Last week, Rowan told me Joel got his own place, and I asked her to stop giving me updates. She told me she didn’t think he was seeing anyone, and I told her I didn’t care.
I’m happy that he finally has a place he can call home, but I don’t believe for a second that he’s been alone all this time, and I hate that some other girl is the one who got to sleep in his bed first. Or at all.
“I actually got an email from Van last night,” I say, showing Rowan my phone to distract us both. This will make her happy, and hopefully that will help me block Joel from my mind for another five minutes. If I take life five minutes at a time, maybe I’ll never need to think of him again.
“From Van?” she asks.
“He wanted to let me know he finally got in touch with his marketing people. I got an email from them half an hour later with a contract attached.”
“Seriously?” she says, her face lighting up. “You’re going to make T-shirts for Cutting the Line?”
I force another smile, hoping it looks as excited and genuine as hers. Last night, when I got the email, I should have danced, screamed, called my best friend and freaked the hell out. Instead, I burst into tears.
All I could think was, This should make me happy. I should be happy. Why am I not happy? But there I was, crying into a box of tissues.
“Yep,” I answer. “Van actually came through.”

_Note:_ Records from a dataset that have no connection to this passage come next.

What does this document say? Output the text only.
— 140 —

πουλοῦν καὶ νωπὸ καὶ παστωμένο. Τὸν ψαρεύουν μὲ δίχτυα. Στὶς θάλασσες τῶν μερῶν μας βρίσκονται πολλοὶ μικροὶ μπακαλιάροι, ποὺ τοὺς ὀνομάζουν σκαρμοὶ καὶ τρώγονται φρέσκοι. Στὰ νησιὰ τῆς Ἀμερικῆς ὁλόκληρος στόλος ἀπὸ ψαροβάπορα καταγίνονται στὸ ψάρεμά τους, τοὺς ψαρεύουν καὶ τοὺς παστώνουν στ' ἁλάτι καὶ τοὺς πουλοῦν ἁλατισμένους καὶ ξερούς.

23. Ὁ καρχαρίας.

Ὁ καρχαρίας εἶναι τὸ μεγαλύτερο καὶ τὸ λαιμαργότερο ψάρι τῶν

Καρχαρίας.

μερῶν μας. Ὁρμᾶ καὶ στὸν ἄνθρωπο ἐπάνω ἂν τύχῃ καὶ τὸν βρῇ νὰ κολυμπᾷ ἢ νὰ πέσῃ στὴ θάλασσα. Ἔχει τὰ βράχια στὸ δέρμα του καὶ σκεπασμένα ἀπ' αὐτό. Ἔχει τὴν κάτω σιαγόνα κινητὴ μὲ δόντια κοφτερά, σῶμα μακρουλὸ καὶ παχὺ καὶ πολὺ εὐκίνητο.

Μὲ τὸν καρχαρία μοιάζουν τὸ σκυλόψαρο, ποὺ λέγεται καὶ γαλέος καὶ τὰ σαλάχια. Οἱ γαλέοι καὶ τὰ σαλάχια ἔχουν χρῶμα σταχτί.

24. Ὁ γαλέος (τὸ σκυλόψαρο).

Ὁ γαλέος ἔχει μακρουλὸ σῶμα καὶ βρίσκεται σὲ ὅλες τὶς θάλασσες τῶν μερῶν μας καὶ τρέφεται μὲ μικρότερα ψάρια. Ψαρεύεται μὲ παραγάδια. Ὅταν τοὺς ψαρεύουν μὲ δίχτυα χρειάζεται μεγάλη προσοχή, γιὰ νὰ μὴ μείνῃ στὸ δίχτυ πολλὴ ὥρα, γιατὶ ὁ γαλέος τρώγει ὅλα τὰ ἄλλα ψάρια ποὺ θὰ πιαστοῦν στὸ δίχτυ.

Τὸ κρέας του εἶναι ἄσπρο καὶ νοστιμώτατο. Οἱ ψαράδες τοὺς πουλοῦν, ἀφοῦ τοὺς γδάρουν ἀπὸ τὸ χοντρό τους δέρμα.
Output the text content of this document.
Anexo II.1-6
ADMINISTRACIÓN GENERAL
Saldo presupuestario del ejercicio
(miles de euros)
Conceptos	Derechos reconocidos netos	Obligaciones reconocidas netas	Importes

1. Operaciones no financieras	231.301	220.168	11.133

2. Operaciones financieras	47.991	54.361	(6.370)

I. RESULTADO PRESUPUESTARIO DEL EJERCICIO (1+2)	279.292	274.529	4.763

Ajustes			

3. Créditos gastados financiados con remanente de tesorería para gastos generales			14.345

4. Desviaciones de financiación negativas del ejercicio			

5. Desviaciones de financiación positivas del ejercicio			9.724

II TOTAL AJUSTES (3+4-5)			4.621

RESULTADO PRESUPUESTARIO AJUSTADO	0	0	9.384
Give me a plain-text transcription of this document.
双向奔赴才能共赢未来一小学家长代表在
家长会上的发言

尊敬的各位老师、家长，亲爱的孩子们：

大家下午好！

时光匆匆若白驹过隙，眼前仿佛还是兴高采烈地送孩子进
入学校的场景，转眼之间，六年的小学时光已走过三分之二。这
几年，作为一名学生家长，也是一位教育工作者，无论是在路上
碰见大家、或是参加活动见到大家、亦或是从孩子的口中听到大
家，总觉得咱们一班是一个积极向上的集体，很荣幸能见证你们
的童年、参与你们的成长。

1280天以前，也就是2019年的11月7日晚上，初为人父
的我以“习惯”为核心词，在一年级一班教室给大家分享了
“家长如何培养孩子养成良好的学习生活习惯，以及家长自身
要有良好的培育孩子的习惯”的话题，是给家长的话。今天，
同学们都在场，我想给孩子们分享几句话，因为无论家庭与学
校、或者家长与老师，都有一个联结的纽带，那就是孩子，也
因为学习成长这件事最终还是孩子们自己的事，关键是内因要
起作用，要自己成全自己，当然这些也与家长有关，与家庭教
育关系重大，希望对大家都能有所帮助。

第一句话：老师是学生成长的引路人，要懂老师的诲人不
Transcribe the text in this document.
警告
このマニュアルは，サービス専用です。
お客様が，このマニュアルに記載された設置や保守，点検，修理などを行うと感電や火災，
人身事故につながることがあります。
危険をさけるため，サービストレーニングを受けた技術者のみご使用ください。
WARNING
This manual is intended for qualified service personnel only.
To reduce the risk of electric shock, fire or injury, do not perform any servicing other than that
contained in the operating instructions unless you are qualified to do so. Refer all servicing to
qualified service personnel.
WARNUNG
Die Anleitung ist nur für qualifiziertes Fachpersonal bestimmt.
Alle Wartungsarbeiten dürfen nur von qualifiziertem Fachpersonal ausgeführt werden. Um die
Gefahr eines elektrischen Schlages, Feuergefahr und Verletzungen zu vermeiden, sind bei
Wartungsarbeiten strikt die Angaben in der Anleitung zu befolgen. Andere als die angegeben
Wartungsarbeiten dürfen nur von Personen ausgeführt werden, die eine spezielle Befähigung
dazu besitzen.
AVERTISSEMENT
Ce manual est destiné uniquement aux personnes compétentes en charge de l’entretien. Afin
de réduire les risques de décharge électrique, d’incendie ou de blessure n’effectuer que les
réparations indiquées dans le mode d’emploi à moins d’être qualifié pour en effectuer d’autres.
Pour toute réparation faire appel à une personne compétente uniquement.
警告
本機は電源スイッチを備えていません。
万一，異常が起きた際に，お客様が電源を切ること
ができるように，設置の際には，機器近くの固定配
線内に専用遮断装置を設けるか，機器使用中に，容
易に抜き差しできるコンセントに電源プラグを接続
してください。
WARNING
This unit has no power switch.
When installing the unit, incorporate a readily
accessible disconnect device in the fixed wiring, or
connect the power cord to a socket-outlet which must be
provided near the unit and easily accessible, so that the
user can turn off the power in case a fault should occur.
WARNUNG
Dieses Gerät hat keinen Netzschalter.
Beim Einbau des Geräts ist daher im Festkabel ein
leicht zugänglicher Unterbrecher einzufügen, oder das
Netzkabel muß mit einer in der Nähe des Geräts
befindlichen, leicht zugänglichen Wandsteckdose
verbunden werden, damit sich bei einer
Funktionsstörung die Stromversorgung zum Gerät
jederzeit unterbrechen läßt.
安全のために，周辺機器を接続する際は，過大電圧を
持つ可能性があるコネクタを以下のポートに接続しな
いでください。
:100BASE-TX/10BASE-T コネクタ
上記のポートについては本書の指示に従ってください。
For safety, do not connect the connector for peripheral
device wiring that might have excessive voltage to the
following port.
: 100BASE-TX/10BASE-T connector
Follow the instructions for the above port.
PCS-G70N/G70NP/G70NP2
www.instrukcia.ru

“How are you not freaking out?!” she asks.
“I did, believe me.”
“Did you sign the contract yet?”
“I wanted to sleep on it, but I’m going to.”
Rowan slides back into her own seat as we talk about the terms. Van told me not to be afraid to negotiate any I didn’t like, but the contract was more than generous. Based on the time it takes me to make the shirts, I’ll be making nearly triple minimum wage. My “brand” will also be featured on the band’s website and at their merchandise booth. They want me to send a picture and a bio and make it a whole big thing.
“I think I might also apply to fashion school,” I add, and Rowan’s eyes get big.
Nikki and Molly had been the first to suggest it, and Joel had been the last. “Yeah, maybe. I mean, it’s just something I’m thinking of. I—”
“I think you should do it,” Rowan says. “You’d be really good at it, Dee.”
“You think so?”
“I know so.” She presses the heels of her palms against her eyes when she starts getting choked up again. “I still don’t want you to go though.”
“I know,” I say, because we both know I’m going to anyway.
“I’ll miss you.”
I give her a weak smile. “Nah, you’re going to hate me when you realize what this means.”
She pulls her hands away from her eyes, and I manage a sincere smirk in her direction.
“You’re going to have to tell your parents about you living with Adam.”
OUR FINAL WEEK in the apartment, Rowan spends every night either in my bed or camped out with me in the living room. We build a massive fort out of pillows and blankets and leave it up until it’s time to pack everything away.